Deswegen führte ihn sein erster Weg am Mittwochmorgen nach dem Diebstahl sofort in die Kapelle direkt neben der Marienbasilika. „Am Vorabend war das nicht möglich, weil die Polizei dort noch mit der Aufnahme der Spuren beschäftigt war.“ Das leere Gittergestell mit dem aufgehebelten Schloss habe ihn betroffen gemacht. Gleichwohl hat er die Hoffnung, dass das Reliquiar bald wieder auftauchen wird. „Der Arm als Aufmachung ist doch so ungewöhnlich, dass man es wohl nicht so einfach zu Geld machen kann.“

Auf die spirituelle Ausstrahlung müssen die Menschen jetzt aber verzichten. Eine Ausstrahlung die auch die Gemeinschaft der Canisianer seit mehr als 150 Jahren antreibt, sich in sozialen und pastoralen Bereichen etwa als Altenpfleger, Erzieher, Pastoralreferent, Diakon oder Priester einzubringen. „Petrus Canisius war ein Mann von eigener und tiefer Frömmigkeit, der stets auf der Suche nach zeitgemäßen Wegen der Glaubensweitergabe war“, schreiben die Canisianer auf ihrer Internetseite. Deshalb versuchten sie auch heute, „den Menschen in den Zeichen der Zeit zu begegnen und sie in ihrer Freude und Hoffnung, Trauer und Angst zu begleiten“.

Reliquie kam aus Nijmegen

In der Sakramentskapelle aufgestellt worden war das Reliquiar vor etwa 30 Jahren. Der damalig Wallfahrtsrektor und heutige emeritierte Domkapitular Richard Schulte Staade hatte sich um die Reliquie des Heiligen bemüht, als er zu Beginn seiner Tätigkeit in Kevelaer den leeren Reliqienarm im Tresor entdeckt hatte. „Die Wahl von Petrus Canisius lag auf der Hand“, erklärte der 85-Jährige. „Zum einen aufgrund der Ordensgründung der Canisianer im Wallfahrtsort, als auch wegen des großen neuen Wallfahrtszentrums, das Canisiushaus genannt wurde.“ Die Reliquie erhielt er über Kontakt zur Canisius-Gemeinde im niederländischen Nijmegen, wo Petrus Canisius geboren wurde.
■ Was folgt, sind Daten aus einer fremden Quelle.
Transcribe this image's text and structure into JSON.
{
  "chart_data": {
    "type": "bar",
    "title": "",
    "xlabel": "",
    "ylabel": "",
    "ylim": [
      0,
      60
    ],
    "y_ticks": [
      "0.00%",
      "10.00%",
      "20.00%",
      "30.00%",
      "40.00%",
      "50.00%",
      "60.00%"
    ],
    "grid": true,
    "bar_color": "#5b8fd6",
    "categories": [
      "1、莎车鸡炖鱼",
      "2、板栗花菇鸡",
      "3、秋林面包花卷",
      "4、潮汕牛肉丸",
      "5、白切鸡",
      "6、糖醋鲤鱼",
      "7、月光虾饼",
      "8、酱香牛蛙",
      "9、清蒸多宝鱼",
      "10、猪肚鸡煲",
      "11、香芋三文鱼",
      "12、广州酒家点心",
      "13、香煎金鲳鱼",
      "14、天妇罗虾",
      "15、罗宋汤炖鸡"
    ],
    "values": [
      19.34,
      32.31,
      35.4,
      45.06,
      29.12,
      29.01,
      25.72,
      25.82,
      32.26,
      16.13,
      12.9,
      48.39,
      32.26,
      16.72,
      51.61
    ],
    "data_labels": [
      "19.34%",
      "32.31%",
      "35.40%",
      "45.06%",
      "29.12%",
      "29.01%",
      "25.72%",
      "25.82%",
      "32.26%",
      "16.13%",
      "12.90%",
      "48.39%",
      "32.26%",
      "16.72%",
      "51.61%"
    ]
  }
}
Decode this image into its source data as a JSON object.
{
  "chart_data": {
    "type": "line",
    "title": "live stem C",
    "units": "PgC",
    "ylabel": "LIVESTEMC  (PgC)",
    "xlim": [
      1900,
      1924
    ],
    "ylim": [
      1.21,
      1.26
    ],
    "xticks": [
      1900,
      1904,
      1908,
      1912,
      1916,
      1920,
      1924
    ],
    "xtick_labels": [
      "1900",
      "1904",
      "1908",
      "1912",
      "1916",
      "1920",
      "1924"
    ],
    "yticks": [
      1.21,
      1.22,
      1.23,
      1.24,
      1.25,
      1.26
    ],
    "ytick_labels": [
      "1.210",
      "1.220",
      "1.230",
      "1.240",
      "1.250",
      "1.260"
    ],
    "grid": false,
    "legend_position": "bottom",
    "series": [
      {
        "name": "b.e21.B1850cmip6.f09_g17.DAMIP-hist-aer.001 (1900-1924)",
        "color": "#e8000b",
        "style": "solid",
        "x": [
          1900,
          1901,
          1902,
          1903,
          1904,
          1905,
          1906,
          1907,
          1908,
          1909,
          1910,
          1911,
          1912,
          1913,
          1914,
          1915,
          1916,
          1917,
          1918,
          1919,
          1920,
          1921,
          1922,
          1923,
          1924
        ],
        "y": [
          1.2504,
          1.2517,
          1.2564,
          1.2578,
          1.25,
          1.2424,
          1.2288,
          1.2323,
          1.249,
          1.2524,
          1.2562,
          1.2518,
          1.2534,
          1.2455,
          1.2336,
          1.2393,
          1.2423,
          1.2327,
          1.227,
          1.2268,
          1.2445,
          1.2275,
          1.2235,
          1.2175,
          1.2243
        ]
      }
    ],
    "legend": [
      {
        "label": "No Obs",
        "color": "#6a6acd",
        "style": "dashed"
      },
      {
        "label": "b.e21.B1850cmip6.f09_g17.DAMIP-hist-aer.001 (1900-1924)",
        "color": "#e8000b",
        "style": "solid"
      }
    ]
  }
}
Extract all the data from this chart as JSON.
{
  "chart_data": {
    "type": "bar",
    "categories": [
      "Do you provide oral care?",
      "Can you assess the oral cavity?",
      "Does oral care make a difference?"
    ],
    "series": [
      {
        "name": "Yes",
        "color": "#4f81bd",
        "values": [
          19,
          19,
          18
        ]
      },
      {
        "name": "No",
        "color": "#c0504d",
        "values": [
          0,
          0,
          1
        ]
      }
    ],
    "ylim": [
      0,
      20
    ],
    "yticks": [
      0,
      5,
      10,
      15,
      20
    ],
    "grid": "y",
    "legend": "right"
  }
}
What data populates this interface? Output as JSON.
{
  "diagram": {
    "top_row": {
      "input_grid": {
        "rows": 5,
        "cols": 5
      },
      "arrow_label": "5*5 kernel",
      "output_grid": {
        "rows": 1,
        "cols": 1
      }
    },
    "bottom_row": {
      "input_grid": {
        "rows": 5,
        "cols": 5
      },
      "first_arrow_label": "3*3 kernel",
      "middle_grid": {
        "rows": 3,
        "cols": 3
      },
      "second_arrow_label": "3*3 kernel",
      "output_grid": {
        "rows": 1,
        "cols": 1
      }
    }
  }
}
Am Dienstagabend hatte ein Küster beim Abschließen der Kapelle den Diebstahl des Reliquienbehältnisses bemerkt. Detaillierte Informationen zum Tathergang hat die Polizei bislang noch nicht bekannt gegeben. Hinweise erbittet die Kripo Goch unter Telefon 0 28 23-10 80.